Debt Deception?

Published — August 2, 2011 Updated — May 19, 2014 at 12:19 pm ET

FTC examines car sales, financing abuses targeting U.S. troops

Troy Talbot/The Associated Press

Industry says most auto dealers are fair, complaints involve isolated instances

Introduction

A young Navy sailor walks into a car dealership and buys a Camaro.

Sounds simple. But is it?

Advocates for military consumers say financing a car or truck is often a confusing transaction fraught with the potential for fraud, including hidden fees and bait-and-switch salesmanship.

Car dealers and their advocates counter that the transaction is usually a straightforward process. Rip-offs, they say, are rare.

Those competing views clashed Tuesday in San Antonio during a Federal Trade Commission hearing on the problems that sailors, Marines and other U.S. service members encounter when they try to buy and finance cars.

As the iWatch News reported last month, the FTC hearing is an indication of the increasing attention being paid to the consumer problems faced by members of the U.S. military.

Shawn Mercer, a Raleigh, N.C., attorney who represents car dealers, told FTC officials that critics of the car industry are painting with “too broad a brush,” using examples of “isolated bad players” or citing incidents from “bygone years.”

“To the extent there is an abuse somewhere, that’s an exception, not the norm,” Mercer said. He said car dealers aren’t looking for quick sales; they want to create a “customer for life.”

Other panelists described examples of practices targeted at service members, such as manipulating them into buying nearly expired repair warranties or charging them for overpriced add-ons.

U.S. Navy Capt. Dwain Alexander II, an attorney with the Navy Legal Service Office in Norfolk, Va., described one case in which a dealership hid the costs of financing the car by preparing two sets of paperwork and charging the service member $2,700 for a GPS mapping system that retailed for only about $200.

Holly Petraeus, the assistant director for the Office of Servicemember Affairs at the new federal Consumer Financial Protection Bureau (CFPB), noted instances in which dealers have ensnared service members by offering them free rides to distant sales lots. But the van “disappears” when the service members need a ride back, and to avoid being AWOL, they have little choice “except to buy something to get back to base,” she said.

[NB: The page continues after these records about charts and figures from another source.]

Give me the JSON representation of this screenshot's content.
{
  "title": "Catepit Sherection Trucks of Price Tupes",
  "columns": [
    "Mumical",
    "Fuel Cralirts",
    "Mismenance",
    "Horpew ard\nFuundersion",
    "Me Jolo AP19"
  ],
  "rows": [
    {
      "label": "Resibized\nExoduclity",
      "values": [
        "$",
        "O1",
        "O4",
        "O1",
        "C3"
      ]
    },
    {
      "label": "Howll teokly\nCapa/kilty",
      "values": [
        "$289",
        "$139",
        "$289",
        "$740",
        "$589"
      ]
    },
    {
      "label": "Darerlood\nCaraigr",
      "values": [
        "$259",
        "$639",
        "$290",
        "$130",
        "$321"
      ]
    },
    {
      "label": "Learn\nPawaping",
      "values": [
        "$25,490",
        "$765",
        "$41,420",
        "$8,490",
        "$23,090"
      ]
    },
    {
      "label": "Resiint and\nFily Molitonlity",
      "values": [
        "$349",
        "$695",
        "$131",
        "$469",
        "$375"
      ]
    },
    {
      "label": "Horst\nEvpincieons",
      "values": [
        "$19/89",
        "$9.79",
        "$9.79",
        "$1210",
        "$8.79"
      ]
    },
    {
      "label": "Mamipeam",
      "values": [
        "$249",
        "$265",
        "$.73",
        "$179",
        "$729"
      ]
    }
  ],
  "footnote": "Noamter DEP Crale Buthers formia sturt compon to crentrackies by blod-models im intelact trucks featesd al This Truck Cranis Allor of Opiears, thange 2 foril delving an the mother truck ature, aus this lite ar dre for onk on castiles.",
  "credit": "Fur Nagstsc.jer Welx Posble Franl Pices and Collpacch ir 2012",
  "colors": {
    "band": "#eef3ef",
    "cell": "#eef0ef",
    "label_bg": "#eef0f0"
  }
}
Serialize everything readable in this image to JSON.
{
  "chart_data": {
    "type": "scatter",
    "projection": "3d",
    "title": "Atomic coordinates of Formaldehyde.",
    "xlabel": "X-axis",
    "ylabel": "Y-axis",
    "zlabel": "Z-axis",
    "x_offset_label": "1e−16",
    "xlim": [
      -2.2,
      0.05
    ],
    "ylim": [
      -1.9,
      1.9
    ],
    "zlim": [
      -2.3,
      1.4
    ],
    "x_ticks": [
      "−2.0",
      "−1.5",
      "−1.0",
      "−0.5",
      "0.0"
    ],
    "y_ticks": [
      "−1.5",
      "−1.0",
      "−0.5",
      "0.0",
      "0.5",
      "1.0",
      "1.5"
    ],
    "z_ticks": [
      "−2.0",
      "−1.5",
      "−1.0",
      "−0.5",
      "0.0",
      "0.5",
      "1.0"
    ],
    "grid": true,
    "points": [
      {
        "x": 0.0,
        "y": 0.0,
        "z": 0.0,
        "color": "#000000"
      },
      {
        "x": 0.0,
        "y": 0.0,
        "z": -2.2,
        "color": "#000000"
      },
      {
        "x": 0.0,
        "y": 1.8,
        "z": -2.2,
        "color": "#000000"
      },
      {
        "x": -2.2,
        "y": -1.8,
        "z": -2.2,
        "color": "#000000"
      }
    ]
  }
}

Young members of the armed forces are sometimes targeted by car dealers, Petraeus said, because “their salary is absolutely rock-solid and it will be paid twice a month.”

Mercer, the dealership lawyer, said more laws aren’t needed. The best way to address any abuses, he said, is to enforce existing state and federal laws and to provide more consumer education to young enlisted men and women.

Under last year’s Dodd-Frank financial reform law, the CFPB has authority over auto lenders, but it generally won’t have authority over car dealers. Under the law, the FTC has increased rulemaking authority over car dealers.

An FTC spokesman told iWatch News that the agency doesn’t know yet how prevalent abuses are against service members, and that the hearing is part of the process of exploring the question.

The spokesman added that the FTC is working to coordinate its efforts with the CFPB, including discussions about sharing complaints.